Qui est votre bouc émissaire du Vendredi Saint ?

L’année dernière, j’ai assisté à un service du Vendredi Saint pour la première fois depuis plus de 20 ans. J’étais un peu nerveux de me retrouver sur les bancs : en tant que jeune homme, j’avais rejeté le catholicisme du Midwest de mon enfance et j’avais plutôt embrassé l’agnosticisme qui semblait être l’esprit de l’époque.

Ces dernières années, cependant, j’étais devenu désillusionné par la vision laïque moderne du monde et j’avais recommencé à assister à la messe. Pourtant, mon scepticisme à l’égard du christianisme persistait et je n’avais certainement pas l’impression d’avoir ma place dans cet endroit ce jour-là. Dans l’Église catholique et dans bien d’autres, le jour saint est « célébré » avec le chemin de croix et le jeu de la passion, deux reconstitutions des événements horribles qui ont conduit à la mort du Christ sur la croix.

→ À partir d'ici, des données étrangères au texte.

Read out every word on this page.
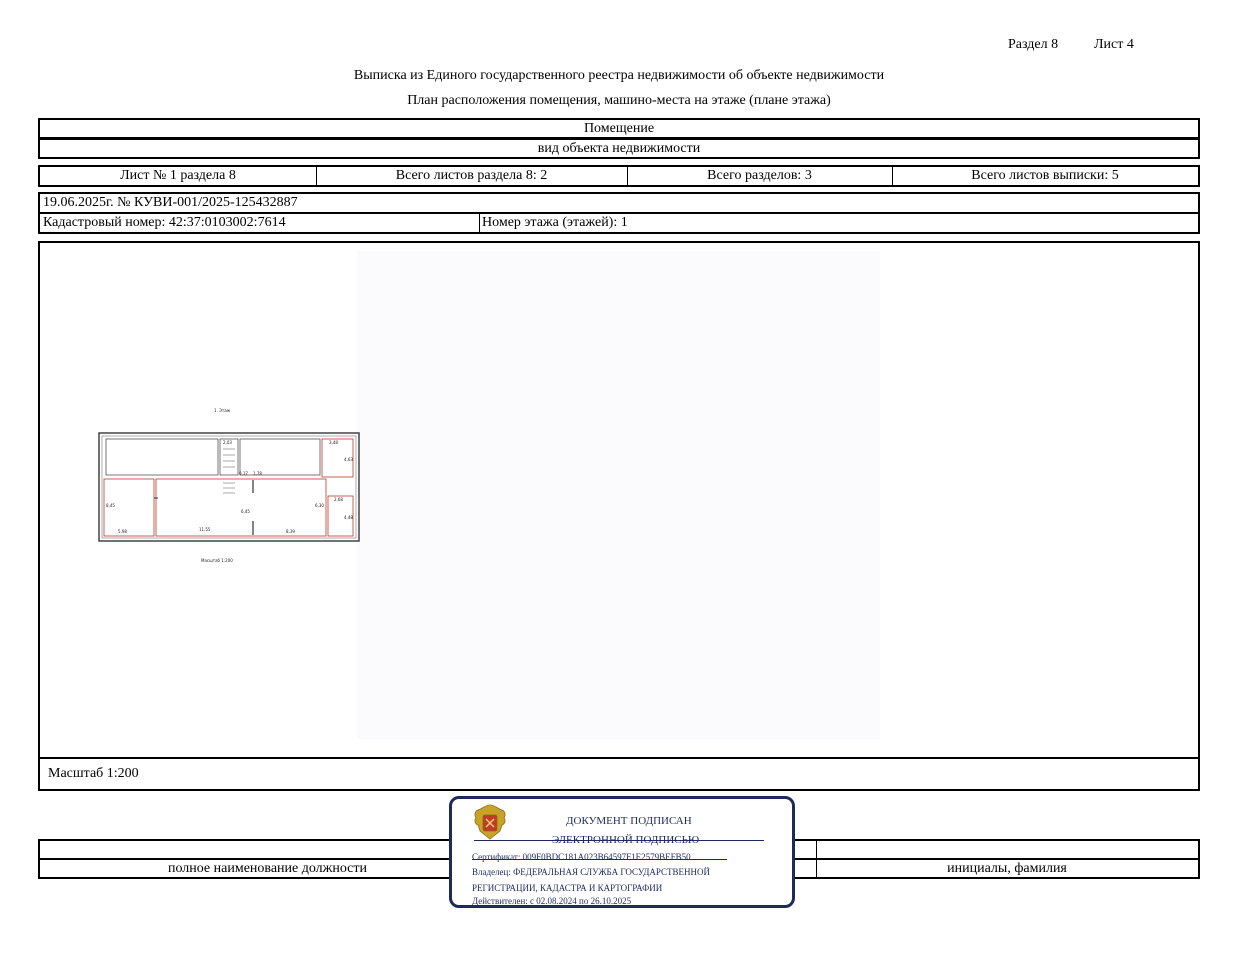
Раздел 8	Лист 4
Выписка из Единого государственного реестра недвижимости об объекте недвижимости
План расположения помещения, машино-места на этаже (плане этажа)
Помещение
вид объекта недвижимости
Лист № 1 раздела 8	Всего листов раздела 8: 2	Всего разделов: 3	Всего листов выписки: 5
19.06.2025г. № КУВИ-001/2025-125432887
Кадастровый номер: 42:37:0103002:7614	Номер этажа (этажей): 1
1. Этаж
2,03	3,48
4,63
0,17 1,78
8,45
6,45
6,30
2,68
4,48
5,98	11,55	8,39
Масштаб 1:200
Масштаб 1:200
полное наименование должности	инициалы, фамилия
ДОКУМЕНТ ПОДПИСАН
ЭЛЕКТРОННОЙ ПОДПИСЬЮ
Сертификат: 009F0BDC181A023B64597F1E2579BEFB50
Владелец: ФЕДЕРАЛЬНАЯ СЛУЖБА ГОСУДАРСТВЕННОЙ
РЕГИСТРАЦИИ, КАДАСТРА И КАРТОГРАФИИ
Действителен: с 02.08.2024 по 26.10.2025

C’est le Jeu de la Passion qui m’a attiré. J’avais oublié comment la congrégation est censée participer au drame. À des moments clés, on nous demandait de jouer le rôle de la foule meurtrière en criant « Crucifiez-le ! Crucifiez-le !
Comme c’est tout à fait bizarre, ai-je pensé. Et déchirant. La tradition chrétienne nous demande d’imaginer que le fils de Dieu a été torturé et assassiné par une horde sanguinaire, tandis que l’apôtre Pierre se recroquevillait hors de vue. Et puis il nous demande de nous identifier non pas au Christ souffrant, mais à la foule vicieuse qui applaudit sa mort.

Si vous étiez un scientifique fou concevant une religion mondiale dans un laboratoire, dans l’espoir qu’elle puisse plaire aux masses et se propager à travers le monde, je pense qu’il est peu probable que vous l’auriez construite de cette façon. Que fait cette étrange histoire ?

Dans ma recherche d’une réponse, je me suis tourné vers René Girard, le mathématicien français qui a passé les 15 dernières années de sa vie à Stanford dans le département de français, probablement parce qu’ils ne savaient pas où le mettre ailleurs. Girard est principalement connu pour sa théorie du « désir mimétique », l’idée selon laquelle les êtres humains en viennent à vouloir certaines choses parce que nous voyons d’autres personnes les vouloir. C’est une idée puissante, et Girard l’utilise pour développer une théorie provocatrice de la culture et de la violence. Mais c’est un autre aspect de sa pensée qui a retenu mon attention.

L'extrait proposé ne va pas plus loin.